De même, en 1939, c’est l’Angleterre qui a déclaré la guerre et poussé la France un peu plus tard dans la journée à faire de même. Elle avait les jours précédents refusé une entremise de Mussolini pour trouver, comme à Munich au sujet des Sudètes, une entente avec Hitler concernant la question orientale. Une déclaration de guerre à l’instigation de Londres et pour une Pologne que l’on ne pouvait aider – et pour laquelle, effectivement, rien ne fut fait. Et le tout avec six fois moins de divisions britanniques positionnées en France en 1940 par rapport à 1914, et une manœuvre extrêmement douteuse des armées françaises vers les côtes belges lorsque la Wehrmacht a pénétré en Belgique.

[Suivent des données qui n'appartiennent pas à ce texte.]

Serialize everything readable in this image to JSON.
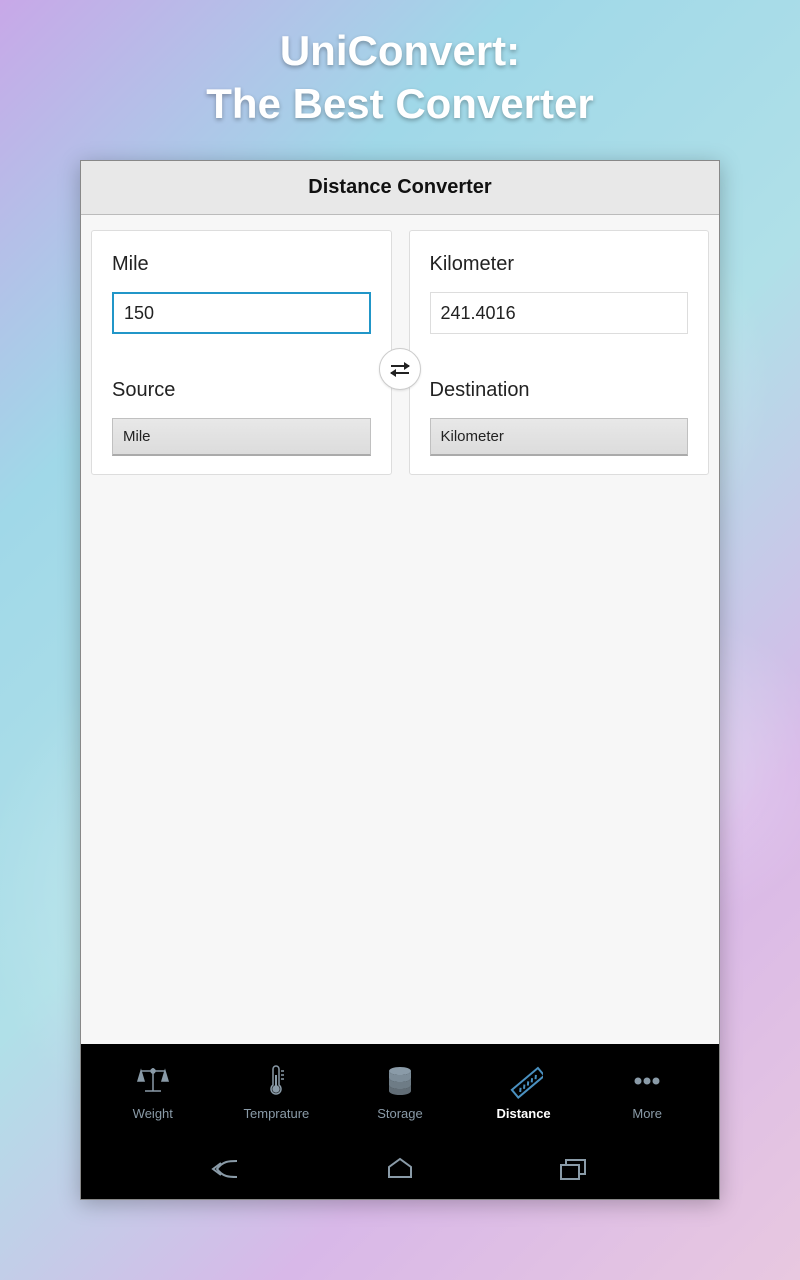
{
  "promo": {
    "line1": "UniConvert:",
    "line2": "The Best Converter"
  },
  "header": {
    "title": "Distance Converter"
  },
  "converter": {
    "from_label": "Mile",
    "from_value": "150",
    "to_label": "Kilometer",
    "to_value": "241.4016",
    "source_label": "Source",
    "source_unit": "Mile",
    "destination_label": "Destination",
    "destination_unit": "Kilometer"
  },
  "tabs": [
    {
      "label": "Weight",
      "icon": "scale-icon"
    },
    {
      "label": "Temprature",
      "icon": "thermometer-icon"
    },
    {
      "label": "Storage",
      "icon": "database-icon"
    },
    {
      "label": "Distance",
      "icon": "ruler-icon",
      "active": true
    },
    {
      "label": "More",
      "icon": "more-icon"
    }
  ],
  "colors": {
    "accent": "#2196c8",
    "tab_inactive": "#8a9ba8",
    "tab_active_icon": "#4a90c0"
  }
}
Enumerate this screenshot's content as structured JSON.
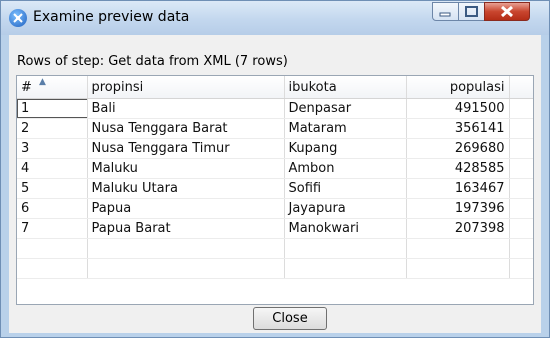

Maurras va ensuite plus loin, en voyant dans la France libre de De Gaulle à Londres une aubaine pour les Anglais souhaitant se tailler quelque part dans l’héritage colonial français, en achetant éventuellement quelques ralliements coloniaux, thèse étayée par le bombardement de Mers el-Kébir ou encore les premières interventions des Français libres au Sénégal, au Gabon, puis en Syrie… contrairement aux engagements pris.

Aujourd’hui, il est indéniable que le Royaume-Uni souffre presque tout autant que la France de ses idées libérales, c’est-à-dire protestantes, modernes, subversives. Mais les Anglais qui dirigent ont conservé leur esprit mercantiliste et, pour le préserver et continuer de le mettre en œuvre, ils auront sans doute de la ressource. Ils feront tout pour faire mentir leurs détracteurs les condamnant trop rapidement au détour du Brexit… et ils nous en tout cas légué bien des erreurs pour nous empêcher de nous replacer dignement et facilement derrière le panache blanc de nos rois !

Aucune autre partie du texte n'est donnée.